Standing behind the Grand minivan rolling out of the lot will be a used car salesman who has just been bested and knows he has been. That used car salesman will have the little yellow sports car completely and thoroughly detailed, as he can’t figure out why anyone would want to make that kind of a swap.

He has a stunned look on his face because he still can’t figure out how it happened. It is okay though; Grands are a breed apart and drive a mean bargain. There is no disgrace in being bested by a grand.

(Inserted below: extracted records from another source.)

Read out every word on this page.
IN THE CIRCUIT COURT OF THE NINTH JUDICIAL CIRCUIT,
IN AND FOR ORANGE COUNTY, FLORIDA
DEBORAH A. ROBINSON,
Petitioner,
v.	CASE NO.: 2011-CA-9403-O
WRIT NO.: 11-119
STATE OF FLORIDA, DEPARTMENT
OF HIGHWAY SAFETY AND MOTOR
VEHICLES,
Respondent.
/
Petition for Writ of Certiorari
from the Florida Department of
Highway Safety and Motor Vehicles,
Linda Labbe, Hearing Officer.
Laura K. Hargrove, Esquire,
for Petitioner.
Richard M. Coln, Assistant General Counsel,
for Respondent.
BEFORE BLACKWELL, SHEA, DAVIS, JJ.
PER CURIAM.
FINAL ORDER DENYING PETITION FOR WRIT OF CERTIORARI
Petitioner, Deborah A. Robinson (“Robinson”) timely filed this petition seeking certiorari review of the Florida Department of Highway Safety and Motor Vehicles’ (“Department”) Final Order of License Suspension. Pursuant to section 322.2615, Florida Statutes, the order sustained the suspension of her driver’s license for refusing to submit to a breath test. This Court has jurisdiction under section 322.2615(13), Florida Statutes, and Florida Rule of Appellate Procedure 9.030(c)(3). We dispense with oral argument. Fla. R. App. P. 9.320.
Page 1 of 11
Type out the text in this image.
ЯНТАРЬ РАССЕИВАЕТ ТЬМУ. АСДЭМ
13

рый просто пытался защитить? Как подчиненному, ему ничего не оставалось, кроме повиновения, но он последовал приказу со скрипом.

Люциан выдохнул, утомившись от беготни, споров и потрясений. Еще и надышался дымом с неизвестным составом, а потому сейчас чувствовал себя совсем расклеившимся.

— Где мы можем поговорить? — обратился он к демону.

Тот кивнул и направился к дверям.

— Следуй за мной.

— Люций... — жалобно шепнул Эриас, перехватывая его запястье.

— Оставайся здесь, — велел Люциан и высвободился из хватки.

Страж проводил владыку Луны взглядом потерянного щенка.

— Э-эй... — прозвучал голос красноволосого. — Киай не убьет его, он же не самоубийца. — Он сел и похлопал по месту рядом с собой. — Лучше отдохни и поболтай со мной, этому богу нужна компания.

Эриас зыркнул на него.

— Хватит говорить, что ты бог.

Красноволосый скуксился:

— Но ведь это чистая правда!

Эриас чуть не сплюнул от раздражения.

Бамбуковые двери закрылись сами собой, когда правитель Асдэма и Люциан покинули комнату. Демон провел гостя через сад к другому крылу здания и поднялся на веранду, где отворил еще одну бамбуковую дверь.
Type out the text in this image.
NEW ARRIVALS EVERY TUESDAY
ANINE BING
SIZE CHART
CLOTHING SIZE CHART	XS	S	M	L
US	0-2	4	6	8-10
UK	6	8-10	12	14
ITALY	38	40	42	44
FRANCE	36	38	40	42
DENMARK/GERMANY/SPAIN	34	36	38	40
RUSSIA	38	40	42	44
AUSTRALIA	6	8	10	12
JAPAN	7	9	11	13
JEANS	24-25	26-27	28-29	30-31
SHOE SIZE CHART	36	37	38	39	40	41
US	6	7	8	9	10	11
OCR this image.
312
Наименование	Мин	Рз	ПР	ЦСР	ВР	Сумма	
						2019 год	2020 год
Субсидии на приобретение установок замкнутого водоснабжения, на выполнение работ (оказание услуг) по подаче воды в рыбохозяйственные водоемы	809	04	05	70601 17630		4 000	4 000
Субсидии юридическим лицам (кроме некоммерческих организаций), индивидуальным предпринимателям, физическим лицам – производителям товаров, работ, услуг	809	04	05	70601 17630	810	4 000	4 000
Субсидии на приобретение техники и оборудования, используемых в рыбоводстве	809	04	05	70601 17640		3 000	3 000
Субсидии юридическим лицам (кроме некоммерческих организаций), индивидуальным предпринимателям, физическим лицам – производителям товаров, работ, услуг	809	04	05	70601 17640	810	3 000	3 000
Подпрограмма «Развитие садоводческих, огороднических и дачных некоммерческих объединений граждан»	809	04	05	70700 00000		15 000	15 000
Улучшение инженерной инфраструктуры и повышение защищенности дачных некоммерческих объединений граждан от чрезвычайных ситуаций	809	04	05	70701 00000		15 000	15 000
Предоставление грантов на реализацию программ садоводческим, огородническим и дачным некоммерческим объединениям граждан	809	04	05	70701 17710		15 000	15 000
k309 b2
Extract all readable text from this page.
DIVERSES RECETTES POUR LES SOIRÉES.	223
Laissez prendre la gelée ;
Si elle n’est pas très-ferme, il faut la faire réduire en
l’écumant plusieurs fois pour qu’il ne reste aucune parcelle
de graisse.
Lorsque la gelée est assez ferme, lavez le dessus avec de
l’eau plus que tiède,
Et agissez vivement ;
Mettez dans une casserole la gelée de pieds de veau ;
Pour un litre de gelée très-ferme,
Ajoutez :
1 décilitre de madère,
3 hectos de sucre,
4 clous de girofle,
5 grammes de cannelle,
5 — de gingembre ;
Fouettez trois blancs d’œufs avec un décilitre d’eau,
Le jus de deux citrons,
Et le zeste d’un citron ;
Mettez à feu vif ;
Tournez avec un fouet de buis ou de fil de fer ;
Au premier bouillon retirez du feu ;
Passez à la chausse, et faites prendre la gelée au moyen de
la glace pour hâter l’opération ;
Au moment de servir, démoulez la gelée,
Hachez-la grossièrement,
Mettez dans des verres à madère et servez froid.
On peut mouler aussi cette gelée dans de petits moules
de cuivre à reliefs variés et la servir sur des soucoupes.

A Grand is the “well-aged” person who can move with the speed of a greyhound, the agility of a gazelle, and the accuracy of a sharpshooter’s bullet. Always of course, with a diaper bag in one hand and a cane in the other. The elder statesmen of the group will use the cane to support their arthritic limbs instead of as a catching hook. The added disability does not slow down their reaction time.

If a Grand has hair, it is strictly utilitarian in style, having neither the time nor the money to do much else with it. The most daring Grands can occasionally be seen taking scissors either to their own hair or to that of their charges. It isn’t hard to tell a child who lives with a grand with this propensity. They will be the ones with the shortest haircuts, or caps on their heads at all times.

A Grand has eyes in the back of their head. Their hearing aids are tuned to pick up a whisper from across the room. They believe very little from the mouths of babes and are extremely suspicious of silence in the vicinity of their charges. Their sensitive noses are attuned to suspicious odors and can tell at a sniff which little darling is the guilty party.

A Grand may be found at nearly any event involving youngsters, but they are especially dangerous at gymnastics events or wrestling tournaments. They are the ones who take the longest to emerge from their pretzel-like postures in the bleachers.

In the courtroom, a Grand may be identified by the steely-eyed look of determination in their eyes. Dressed in their best bib and tucker, they are usually two seasons out of style, as that is usually how long they have been at the legal process involving their grandchildren. They have a sheaf of papers in their hands, but are taking copious notes with a red crayon with a broken tip. A Grand is usually very knowledgeable about the legal procedures, as they have been through the process more than once and are not afraid to fight for what they think is right. It is interesting to note that judges do not often find it necessary to interview a Grand more than once.